就在這時,身後傳來一陣**,緊接著一個女人發出憤怒的聲音:

“放開!這是我的東西,你們沒資格碰!”

這聲音章桐太熟悉了,雖然她隻聽到過一次。她轉身看過去,沒錯,就是司徒敏——劉東偉的前妻。此刻,這個怒氣衝天的女人從幾個偵察員手中奪過那個泥塑頭像,然後狠狠地砸在地上,緊接著,就在眾目睽睽之下,她揚起手就對著身邊跟著的工作人員的臉打了下去。

“啪——”

被打的工作人員是個年輕的小姑娘,最多不會超過25歲。小姑娘低著頭沒敢吱聲。這一巴掌讓在場的所有人都呆住了。

“誰叫你報案的?多此一舉!你就等著被開除吧。”丟下這句話後,這個氣焰囂張的女人就揚長而去了。看著眼前發生的一幕,章桐隨口問一邊站著的偵查員:“這個泥塑是不是很貴重?有名字嗎?”

“有,對外正式的名稱叫‘愛人’,市場估價在50萬左右。”想了想,他又補充了一句,“這個雕像的頭顱,應該不值錢。”

“什麽意思?”

“這道理很簡單啊,就說盧浮宮的《蒙娜麗莎》吧,整幅畫,很值錢,但是我要是把畫撕下一個角,那就和廢紙沒啥區別啦!”說起自己專業的東西來,盜搶組偵查員的臉上露出了驕傲的神情。

“‘愛人’的頭顱……”章桐喃喃自語。看著一地的碎片,她不由得皺起了眉頭。

“隻是偷這個東西有什麽用?又不值錢。費盡心機偷了這麽個不值錢的玩意兒,現在又丟回來,想啥呢?”

“誰知道,或許也是為了尋求刺激。現在有些人,就是吃飽了沒事幹。”偵查員埋頭做著筆錄,“不管怎麽說,謝天謝地,總算結案了。”

章桐的心中卻起了一絲警覺。

司徒敏回到辦公室,狠狠地關上門,就像一頭發怒的公牛一般,在房間裏來回踱步。看著房間正中央那個已經被毀了的雕塑,她氣得臉色發白。

“這到底是誰幹的?”

丁美娟並沒有回答女兒的問題,她坐在沙發上,神情淡漠:“事情都這樣了,除了彌補,你還能做什麽。”

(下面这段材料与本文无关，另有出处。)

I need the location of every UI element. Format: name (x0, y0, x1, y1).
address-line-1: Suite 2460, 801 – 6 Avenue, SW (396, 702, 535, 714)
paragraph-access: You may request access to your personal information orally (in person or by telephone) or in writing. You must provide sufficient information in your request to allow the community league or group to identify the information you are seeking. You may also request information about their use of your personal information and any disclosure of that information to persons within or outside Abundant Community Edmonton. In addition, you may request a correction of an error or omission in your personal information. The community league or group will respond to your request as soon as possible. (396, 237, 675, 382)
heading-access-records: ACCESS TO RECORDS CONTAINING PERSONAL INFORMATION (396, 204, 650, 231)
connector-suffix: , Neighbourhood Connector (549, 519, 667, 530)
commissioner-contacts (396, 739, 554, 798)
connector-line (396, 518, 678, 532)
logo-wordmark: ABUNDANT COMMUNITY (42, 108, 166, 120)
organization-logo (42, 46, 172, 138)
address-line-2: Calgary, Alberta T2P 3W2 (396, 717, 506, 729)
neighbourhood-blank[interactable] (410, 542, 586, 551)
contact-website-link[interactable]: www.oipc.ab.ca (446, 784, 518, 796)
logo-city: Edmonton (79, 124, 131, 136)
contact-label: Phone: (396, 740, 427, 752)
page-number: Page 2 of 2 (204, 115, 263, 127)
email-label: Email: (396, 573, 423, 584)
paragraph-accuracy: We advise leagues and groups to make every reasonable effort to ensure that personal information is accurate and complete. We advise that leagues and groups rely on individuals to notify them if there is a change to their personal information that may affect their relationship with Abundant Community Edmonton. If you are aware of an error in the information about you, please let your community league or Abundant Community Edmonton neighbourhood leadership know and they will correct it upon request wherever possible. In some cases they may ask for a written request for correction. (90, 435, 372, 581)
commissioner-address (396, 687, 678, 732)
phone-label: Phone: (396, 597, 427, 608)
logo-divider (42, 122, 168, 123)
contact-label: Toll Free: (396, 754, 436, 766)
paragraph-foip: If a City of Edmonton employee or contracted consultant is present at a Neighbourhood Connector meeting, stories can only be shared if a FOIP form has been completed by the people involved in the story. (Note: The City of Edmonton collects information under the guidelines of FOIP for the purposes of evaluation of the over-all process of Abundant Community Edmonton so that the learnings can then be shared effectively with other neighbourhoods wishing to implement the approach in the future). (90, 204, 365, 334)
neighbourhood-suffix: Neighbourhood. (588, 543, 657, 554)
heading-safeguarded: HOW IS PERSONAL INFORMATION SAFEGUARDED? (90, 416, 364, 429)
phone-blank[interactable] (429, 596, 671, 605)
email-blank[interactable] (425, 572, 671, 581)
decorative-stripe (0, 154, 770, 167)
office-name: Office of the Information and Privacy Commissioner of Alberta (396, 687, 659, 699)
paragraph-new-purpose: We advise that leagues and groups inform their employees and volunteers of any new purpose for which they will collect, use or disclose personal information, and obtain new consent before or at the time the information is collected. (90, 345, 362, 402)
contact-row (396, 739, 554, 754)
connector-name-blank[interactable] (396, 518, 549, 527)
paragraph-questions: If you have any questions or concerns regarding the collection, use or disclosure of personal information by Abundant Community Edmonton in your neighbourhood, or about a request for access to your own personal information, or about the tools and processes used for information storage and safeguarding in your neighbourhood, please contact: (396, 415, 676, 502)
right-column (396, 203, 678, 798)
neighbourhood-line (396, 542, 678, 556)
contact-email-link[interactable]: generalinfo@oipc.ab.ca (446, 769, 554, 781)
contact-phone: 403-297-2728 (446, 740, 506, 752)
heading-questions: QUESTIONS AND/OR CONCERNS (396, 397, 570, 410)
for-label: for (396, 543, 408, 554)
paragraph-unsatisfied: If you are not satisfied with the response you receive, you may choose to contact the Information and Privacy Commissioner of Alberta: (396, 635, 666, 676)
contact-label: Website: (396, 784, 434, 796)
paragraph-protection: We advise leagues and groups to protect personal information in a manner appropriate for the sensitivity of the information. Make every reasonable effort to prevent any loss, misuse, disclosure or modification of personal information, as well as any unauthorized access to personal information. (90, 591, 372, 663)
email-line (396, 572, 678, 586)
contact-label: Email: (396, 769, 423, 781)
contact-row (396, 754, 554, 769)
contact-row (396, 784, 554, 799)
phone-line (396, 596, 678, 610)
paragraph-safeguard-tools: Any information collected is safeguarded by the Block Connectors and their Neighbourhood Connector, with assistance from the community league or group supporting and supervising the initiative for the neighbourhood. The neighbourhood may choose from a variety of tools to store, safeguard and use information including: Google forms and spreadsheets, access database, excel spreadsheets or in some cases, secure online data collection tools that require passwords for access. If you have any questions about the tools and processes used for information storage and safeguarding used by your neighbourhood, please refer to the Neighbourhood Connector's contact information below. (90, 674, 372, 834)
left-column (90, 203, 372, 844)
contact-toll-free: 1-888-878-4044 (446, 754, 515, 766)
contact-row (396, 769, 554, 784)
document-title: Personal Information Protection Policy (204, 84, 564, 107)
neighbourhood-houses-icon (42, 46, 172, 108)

“可是時間不多了,‘愛人’又是重推作品,我怕到時候完成不了。你也知道的,人像的麵部塑造是最馬虎不得的!”司徒敏愁眉苦臉,“媽媽,你說,到底是誰幹的?”

“是誰幹的,或者為什麽,對你來說,答案有那麽重要嗎?”丁美娟瞥了女兒一眼,顯得很不以為然。她站起身,來到牆邊,摘下兩條皮圍裙,把其中一條丟給了司徒敏,“別愣著,我來幫你。我們時間不多了。以後小心點就是了。”